# Why do we use [H⁺] and [OH⁻] in balancing redox reactions instead of using [H₃O⁺] and [OH⁻]? [duplicate]

For what reason is it universally agreed upon that we use $$\ce{H+ + OH-}$$ ions in balancing water on either side of the reaction, but not the $$\ce{H3O+}$$ ions?

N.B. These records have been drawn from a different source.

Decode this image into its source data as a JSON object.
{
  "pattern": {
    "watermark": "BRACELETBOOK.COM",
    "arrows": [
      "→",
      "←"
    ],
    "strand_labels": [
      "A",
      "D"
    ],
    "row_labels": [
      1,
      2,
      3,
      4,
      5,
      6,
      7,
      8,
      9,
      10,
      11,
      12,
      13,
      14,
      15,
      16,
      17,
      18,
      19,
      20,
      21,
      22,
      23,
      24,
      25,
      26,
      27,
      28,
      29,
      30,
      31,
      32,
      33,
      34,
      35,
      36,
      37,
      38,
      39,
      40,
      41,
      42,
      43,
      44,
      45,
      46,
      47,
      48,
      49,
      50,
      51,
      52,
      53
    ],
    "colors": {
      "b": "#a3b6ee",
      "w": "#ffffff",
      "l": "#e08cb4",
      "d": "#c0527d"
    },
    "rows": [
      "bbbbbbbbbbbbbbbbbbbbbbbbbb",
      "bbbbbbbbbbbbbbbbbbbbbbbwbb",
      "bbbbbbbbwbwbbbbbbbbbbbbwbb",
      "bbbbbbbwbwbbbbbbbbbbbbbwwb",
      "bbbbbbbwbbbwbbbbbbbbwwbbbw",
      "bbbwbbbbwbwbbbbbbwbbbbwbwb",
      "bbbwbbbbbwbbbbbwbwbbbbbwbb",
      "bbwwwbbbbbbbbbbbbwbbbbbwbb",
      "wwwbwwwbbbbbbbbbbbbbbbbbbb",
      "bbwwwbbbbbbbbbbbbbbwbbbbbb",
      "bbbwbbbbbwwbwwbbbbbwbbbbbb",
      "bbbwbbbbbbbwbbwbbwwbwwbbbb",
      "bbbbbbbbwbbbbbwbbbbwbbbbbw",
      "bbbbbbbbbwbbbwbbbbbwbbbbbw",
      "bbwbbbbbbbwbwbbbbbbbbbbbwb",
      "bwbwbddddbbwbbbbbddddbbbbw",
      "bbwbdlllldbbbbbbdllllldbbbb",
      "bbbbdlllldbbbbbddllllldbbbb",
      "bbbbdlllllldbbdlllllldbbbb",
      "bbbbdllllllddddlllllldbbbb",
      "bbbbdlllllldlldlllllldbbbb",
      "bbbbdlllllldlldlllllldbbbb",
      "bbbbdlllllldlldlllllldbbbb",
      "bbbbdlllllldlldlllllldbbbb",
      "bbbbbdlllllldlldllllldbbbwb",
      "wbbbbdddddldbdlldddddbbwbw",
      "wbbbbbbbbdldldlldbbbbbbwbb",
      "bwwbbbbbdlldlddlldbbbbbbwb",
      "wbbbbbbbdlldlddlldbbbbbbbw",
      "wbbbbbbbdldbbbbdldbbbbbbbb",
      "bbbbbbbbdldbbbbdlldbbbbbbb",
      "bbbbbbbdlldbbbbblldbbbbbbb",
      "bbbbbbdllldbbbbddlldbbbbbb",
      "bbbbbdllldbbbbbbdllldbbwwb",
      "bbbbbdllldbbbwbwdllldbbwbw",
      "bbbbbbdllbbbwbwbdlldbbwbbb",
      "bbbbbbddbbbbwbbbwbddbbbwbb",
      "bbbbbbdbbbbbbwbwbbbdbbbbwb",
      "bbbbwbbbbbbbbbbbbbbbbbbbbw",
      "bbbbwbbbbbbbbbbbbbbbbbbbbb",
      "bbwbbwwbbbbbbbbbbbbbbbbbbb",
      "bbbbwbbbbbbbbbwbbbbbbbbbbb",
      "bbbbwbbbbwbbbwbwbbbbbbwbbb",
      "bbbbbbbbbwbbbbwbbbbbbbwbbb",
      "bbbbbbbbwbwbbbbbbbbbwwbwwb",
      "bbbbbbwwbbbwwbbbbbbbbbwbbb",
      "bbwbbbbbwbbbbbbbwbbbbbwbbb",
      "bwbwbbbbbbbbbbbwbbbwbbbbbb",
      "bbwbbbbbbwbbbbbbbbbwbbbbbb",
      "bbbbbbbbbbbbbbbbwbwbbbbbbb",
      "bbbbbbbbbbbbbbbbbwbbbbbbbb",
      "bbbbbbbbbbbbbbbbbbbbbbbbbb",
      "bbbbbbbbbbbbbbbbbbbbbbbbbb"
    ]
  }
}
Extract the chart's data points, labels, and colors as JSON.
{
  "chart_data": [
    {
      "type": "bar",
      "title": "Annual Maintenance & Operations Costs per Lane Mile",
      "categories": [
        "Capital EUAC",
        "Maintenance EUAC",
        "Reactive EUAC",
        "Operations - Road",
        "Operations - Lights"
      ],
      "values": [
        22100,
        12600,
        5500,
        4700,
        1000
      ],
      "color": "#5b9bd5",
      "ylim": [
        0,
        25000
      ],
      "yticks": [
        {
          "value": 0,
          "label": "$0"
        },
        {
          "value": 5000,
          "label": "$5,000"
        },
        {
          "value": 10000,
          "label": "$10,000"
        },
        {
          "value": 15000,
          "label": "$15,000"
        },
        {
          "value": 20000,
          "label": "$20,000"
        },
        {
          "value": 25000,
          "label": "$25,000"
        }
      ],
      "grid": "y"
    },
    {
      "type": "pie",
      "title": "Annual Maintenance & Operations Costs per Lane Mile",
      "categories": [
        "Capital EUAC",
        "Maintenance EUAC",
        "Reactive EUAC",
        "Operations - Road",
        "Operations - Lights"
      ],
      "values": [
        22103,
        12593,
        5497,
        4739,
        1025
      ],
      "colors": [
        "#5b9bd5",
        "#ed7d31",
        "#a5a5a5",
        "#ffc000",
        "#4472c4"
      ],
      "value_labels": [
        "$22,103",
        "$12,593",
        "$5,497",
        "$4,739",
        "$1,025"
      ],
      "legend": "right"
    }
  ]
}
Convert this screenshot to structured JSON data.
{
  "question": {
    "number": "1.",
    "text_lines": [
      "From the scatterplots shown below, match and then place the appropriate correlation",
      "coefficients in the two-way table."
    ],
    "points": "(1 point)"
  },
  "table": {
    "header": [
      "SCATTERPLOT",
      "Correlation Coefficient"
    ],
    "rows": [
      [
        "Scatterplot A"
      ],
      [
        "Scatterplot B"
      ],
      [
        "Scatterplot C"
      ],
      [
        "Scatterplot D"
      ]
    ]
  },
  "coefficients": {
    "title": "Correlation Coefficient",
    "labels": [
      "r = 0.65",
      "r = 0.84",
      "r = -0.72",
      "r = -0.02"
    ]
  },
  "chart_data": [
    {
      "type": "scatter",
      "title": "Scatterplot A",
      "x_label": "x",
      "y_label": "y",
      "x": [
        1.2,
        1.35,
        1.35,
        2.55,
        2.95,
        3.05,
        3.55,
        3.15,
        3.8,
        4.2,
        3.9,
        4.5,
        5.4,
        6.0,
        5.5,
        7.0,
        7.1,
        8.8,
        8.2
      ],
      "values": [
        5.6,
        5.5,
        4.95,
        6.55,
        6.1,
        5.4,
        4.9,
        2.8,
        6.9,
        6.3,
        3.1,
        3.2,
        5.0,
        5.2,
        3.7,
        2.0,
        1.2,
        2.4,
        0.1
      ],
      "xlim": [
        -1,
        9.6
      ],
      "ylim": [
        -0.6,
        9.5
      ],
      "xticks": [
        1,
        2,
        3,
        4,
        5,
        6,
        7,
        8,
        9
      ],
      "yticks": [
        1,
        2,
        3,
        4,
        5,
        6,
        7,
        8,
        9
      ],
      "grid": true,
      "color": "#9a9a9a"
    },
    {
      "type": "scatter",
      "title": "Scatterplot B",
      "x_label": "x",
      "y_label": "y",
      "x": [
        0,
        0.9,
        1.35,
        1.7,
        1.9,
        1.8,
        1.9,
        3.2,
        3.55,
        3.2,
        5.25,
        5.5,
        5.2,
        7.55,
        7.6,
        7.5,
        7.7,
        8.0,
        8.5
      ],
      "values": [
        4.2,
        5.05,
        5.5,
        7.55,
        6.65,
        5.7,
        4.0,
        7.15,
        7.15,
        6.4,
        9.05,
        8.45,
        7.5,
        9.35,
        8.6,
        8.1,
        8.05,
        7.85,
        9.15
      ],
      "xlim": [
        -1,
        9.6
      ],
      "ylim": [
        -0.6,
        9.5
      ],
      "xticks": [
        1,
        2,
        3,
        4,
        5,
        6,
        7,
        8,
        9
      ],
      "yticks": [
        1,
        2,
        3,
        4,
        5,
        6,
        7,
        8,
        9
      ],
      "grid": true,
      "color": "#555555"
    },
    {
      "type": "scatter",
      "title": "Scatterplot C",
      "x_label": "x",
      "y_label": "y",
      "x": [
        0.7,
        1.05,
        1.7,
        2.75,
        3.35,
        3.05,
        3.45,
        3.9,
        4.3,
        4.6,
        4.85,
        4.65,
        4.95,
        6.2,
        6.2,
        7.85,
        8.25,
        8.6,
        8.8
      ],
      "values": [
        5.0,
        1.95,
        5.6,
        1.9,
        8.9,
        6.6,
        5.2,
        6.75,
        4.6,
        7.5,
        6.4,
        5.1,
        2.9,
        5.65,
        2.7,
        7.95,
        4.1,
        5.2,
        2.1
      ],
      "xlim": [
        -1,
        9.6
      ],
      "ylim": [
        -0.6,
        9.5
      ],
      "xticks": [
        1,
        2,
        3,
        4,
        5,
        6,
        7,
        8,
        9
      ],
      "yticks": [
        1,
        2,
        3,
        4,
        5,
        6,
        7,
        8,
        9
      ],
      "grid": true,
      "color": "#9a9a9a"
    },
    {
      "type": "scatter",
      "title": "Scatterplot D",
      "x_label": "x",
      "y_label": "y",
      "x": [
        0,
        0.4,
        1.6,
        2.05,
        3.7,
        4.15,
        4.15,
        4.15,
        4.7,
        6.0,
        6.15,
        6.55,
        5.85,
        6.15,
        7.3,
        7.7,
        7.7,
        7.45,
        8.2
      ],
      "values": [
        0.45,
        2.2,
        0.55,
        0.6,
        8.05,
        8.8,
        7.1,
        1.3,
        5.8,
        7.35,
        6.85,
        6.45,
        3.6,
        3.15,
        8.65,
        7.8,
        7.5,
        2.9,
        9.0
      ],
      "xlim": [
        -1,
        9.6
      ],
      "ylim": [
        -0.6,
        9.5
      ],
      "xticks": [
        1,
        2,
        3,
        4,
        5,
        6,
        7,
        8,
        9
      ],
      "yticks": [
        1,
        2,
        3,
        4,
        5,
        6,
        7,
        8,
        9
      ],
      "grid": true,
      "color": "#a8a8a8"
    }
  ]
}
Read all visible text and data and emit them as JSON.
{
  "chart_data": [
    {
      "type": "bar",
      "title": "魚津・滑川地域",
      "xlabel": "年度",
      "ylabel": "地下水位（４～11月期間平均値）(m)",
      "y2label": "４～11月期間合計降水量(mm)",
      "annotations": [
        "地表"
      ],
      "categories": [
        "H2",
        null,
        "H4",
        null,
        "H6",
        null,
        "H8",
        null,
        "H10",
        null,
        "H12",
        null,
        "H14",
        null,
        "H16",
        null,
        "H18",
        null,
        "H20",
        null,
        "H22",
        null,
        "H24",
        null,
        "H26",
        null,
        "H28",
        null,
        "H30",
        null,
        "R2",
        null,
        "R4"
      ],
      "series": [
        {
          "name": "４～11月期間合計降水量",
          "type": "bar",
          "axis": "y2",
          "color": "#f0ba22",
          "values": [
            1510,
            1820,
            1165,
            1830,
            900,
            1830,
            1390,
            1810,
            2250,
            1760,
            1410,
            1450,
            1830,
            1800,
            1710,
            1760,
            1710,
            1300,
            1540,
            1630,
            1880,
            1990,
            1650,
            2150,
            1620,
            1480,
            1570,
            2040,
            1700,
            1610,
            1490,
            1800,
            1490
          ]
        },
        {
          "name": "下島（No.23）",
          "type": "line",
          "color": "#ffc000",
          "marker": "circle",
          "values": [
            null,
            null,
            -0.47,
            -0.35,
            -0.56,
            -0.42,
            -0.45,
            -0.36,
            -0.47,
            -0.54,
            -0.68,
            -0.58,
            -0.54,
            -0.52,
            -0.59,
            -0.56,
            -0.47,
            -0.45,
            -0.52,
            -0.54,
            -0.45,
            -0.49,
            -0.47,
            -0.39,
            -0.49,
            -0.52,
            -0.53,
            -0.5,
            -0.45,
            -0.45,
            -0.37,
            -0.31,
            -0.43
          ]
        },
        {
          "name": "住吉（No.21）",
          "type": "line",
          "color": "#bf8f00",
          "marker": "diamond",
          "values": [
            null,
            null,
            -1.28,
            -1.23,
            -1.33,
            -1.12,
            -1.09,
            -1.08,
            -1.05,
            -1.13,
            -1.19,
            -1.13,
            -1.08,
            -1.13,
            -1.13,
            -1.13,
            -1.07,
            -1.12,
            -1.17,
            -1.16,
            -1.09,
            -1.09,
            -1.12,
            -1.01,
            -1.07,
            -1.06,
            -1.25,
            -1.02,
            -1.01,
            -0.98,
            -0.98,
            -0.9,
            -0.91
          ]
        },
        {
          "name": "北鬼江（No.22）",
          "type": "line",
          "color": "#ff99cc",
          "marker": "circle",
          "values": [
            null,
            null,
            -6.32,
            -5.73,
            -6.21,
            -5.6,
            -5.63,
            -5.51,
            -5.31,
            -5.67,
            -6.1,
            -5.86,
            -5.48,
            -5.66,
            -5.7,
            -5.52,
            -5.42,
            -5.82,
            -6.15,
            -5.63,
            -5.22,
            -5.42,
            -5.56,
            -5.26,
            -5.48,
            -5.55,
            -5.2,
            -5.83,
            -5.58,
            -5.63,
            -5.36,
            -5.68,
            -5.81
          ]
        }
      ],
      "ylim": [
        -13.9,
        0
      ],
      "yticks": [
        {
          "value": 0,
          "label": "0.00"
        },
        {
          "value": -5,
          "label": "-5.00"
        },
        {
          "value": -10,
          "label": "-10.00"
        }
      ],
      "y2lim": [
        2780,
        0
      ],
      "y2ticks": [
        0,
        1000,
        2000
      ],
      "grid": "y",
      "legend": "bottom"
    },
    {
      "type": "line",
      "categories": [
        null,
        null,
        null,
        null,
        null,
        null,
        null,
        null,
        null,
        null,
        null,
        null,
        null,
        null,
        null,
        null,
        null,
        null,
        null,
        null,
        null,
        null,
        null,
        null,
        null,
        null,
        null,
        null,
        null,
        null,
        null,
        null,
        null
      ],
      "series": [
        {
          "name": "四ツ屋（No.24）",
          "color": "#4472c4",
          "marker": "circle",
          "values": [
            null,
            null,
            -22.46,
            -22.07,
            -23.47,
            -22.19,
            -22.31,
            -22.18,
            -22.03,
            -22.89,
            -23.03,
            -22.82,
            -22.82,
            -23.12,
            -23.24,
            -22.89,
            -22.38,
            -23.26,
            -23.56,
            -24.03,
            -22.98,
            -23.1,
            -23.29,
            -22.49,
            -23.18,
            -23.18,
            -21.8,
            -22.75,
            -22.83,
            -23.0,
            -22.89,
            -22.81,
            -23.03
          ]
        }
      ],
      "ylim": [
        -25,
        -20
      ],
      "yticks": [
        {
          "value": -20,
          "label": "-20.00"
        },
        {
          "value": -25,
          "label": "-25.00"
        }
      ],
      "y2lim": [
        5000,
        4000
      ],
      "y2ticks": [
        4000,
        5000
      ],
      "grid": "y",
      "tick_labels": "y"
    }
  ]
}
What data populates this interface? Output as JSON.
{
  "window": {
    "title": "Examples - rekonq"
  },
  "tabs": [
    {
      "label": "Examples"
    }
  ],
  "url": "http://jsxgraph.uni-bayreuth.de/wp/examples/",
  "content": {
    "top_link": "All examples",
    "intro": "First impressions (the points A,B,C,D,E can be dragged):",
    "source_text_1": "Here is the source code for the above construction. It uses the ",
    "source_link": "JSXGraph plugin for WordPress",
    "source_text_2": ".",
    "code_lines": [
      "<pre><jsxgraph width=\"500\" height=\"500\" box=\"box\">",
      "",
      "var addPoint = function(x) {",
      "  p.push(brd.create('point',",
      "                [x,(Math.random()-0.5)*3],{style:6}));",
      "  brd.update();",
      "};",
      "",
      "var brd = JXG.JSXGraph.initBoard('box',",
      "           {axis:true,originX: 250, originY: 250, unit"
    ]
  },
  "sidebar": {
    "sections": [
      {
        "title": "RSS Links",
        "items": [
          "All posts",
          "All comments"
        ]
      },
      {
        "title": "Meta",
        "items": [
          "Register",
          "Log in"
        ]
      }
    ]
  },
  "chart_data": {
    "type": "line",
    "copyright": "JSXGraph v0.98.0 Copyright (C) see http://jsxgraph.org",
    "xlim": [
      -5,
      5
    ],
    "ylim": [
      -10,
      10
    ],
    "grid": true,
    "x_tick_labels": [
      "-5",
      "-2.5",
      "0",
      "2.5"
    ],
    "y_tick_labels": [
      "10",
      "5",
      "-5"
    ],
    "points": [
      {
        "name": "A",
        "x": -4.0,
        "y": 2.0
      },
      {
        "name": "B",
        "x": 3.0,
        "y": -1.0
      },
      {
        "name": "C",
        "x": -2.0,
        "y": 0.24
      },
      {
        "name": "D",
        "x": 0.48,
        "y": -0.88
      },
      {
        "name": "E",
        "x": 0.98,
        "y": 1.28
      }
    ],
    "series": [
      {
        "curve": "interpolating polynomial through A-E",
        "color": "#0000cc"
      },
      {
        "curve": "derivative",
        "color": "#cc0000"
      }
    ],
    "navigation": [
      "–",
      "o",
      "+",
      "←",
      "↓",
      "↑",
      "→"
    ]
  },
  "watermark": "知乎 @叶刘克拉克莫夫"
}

• Who said hydronium isn't used? You can use either $\ce{H+}$ or $\ce{H3O+}$ or even $\ce{H9O4+}$ — it just adds complexity in terms of bloated stoichiometry. So, if you don't want to focus on what business does a proton have in aqueous solution, in most cases you get away with $\ce{H+}$ just fine. Oct 20, 2019 at 17:49
• @andselisk so basically it's because of the accuracy and complexity of which we want to refer to when doing redox reactions? Oct 20, 2019 at 17:57
• "on average, each hydronium ion is solvated by 6 water molecules which are unable to solvate other solute molecules." en.wikipedia.org/wiki/Hydronium#Solvation Oct 20, 2019 at 18:00
• @user243851 Yes, I suppose you can put it this way. Oct 20, 2019 at 18:01

It is by far not universally agreed upon. My year 10 chemistry teacher taught me to use $$\ce{H3O+}$$ in balancing. The result is a larger number of water molecules on the other side of the equation but everything else is the same.
Many chemists will prefer $$\ce{H+}$$ because it is shorter and simpler, that’s all.
Because what we really need to know here is the concentration of protons. The concentration of water is considered to be constant in most of the calculations involving the water autodissociation. Thus, you may hydrate the said proton in your equation however you want — or not at all — but $$K_\mathrm{w} = [\ce{H+}][\ce{OH-}]$$ would still be equal to $$K_\mathrm{w} = [\ce{H9O4+}][\ce{OH-}]$$ and, well, who needs extra complications?